Companies that stumble across copper deposits will be snapped up. Major miners will look to diversify into this space, those already there will double down. All this happened in the last 2 years as gold rose, and we think it will be copper’s time to shine in 2026.
One or two big-name IPOs…driven by private equity selling
Even if it is a subdued year for IPO activity, private equitors know one of the easiest ways to cash out is to sell to ASX retail investors – they won’t ask why you’re selling if you seriously think more growth is to come. There’s plenty of case stories of companies that haven’t done well including Myer (ASX:MYR) and Adore Beauty (ASX:ABY) as well as others that have temporarily done well and crashed back to earth like Guzman y Gomez (ASX:GYG).
Interest rates rising…and a consequential market shock
We think a rate hike will happen in one of the first two RBA meetings of 2026. Just when we thought inflation was under control, it turns out it was not (or only temporarily) and inflation is now outside the RBA’s target range. With the RBA only concerned about inflation, it will act – we have little reason to suspect data will improve that much so that the RBA will wait a little longer.
And we think there’ll be a major crash (i.e. a >1.5% drop in the ASX 200 in a day) when this happens. Because for poor old consumer discretionary companies…their goods will be more discretionary than ever. And who knows how much longer the rate-hiking cycle will last.
Westpac will be the best ‘Big 4’ Bank
Having successfully predicted ANZ as the best Big 4 Bank in 2025, we think the runner-up of 2025 will be the winner in 2026. CBA has little scope to grow further, NAB appears to be unable or unwilling to develop plans to differentiate itself and perhaps ANZ’s growth is priced in. Westpac is not without risk as it has been under constant regulatory scrutiny since its $1bn fine in 2020 for breaches of AML/CTF laws. Plus, it lost the most mortgage market share of any major bank over the last 12 months.

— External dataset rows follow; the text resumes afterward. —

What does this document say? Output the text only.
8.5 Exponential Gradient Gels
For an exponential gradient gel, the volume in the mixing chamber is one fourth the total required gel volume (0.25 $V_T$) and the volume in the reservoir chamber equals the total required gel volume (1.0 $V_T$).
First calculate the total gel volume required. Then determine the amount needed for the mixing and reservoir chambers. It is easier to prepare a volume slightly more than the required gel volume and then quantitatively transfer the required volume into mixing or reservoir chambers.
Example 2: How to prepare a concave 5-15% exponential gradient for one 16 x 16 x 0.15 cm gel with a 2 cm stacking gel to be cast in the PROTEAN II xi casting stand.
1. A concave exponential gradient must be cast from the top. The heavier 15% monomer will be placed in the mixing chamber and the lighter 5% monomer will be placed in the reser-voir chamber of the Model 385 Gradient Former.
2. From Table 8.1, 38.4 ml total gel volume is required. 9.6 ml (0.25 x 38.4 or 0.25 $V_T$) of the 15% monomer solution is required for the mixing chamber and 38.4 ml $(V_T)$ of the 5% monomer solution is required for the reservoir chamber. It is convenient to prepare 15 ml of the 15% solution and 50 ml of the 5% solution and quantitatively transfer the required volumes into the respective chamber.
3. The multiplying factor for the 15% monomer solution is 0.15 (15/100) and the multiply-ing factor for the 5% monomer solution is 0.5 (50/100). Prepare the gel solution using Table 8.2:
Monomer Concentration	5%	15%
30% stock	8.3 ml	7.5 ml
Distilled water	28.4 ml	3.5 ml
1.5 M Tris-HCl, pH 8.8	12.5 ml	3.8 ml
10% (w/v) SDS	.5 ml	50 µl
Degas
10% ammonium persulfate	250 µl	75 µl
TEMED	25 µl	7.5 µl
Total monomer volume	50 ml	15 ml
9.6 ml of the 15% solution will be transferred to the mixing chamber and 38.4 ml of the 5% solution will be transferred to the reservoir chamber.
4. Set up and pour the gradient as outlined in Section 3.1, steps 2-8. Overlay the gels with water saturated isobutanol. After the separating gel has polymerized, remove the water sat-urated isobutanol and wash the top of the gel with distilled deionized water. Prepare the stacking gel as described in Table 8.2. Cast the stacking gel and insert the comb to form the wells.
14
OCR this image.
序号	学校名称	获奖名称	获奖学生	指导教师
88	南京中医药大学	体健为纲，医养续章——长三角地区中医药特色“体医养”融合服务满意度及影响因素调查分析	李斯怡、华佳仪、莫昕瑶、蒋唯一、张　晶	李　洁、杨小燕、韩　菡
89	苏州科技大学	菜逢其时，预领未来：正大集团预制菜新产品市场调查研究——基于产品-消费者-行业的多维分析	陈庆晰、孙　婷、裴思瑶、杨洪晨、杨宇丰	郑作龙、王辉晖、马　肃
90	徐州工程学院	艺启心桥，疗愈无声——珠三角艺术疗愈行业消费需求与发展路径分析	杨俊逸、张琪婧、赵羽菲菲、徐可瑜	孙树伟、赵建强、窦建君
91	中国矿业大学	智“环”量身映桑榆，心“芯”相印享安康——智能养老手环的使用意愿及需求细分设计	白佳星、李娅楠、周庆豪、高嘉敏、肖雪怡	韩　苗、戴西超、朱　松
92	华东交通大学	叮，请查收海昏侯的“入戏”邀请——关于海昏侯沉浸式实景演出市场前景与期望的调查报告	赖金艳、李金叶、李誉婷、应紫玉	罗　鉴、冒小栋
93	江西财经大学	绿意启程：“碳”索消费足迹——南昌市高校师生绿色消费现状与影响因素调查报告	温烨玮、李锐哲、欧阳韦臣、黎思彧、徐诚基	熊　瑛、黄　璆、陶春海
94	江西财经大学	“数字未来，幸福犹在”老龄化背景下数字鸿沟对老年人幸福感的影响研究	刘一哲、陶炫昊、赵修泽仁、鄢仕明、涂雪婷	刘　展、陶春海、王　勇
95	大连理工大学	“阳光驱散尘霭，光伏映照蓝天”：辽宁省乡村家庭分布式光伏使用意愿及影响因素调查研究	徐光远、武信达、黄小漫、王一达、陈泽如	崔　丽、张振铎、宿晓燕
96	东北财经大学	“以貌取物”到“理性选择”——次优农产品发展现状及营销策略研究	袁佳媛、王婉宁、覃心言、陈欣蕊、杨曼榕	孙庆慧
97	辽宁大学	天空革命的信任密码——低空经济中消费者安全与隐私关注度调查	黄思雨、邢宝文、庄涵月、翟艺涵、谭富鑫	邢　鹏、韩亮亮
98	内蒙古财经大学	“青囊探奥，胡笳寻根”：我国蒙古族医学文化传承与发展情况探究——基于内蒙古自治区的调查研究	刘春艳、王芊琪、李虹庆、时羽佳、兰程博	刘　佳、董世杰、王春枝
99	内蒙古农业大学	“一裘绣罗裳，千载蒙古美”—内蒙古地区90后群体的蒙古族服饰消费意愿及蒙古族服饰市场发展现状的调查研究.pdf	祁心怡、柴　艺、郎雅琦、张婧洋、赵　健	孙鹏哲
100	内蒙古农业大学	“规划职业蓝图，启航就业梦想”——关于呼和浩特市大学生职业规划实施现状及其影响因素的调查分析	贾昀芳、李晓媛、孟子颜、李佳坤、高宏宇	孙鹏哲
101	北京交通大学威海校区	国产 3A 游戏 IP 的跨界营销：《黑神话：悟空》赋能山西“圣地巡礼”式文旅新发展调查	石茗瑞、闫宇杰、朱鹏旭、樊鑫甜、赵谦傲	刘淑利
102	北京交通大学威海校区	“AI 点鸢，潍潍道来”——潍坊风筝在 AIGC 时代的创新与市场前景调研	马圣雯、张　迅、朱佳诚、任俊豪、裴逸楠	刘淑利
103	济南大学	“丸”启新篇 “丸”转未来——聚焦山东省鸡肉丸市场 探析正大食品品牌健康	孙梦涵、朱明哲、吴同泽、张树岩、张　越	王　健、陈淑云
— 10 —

But just as ANZ’s Nuno Matos put his stamp on the bank, so is Westpac’s Anthony Miller who is focusing on areas where the bank has underperformed. These have included brand rationalisation, a pursuit to grow the proportion of mortgages on its book generated in-house (i.e. without brokers) as well as a project by the name of Unite. It will cost $3bn over this and the following 3 financial years but will unite the >100 operating systems across Westpac’s core brand and others (i.e. St George, BankSA, Bank of Melbourne).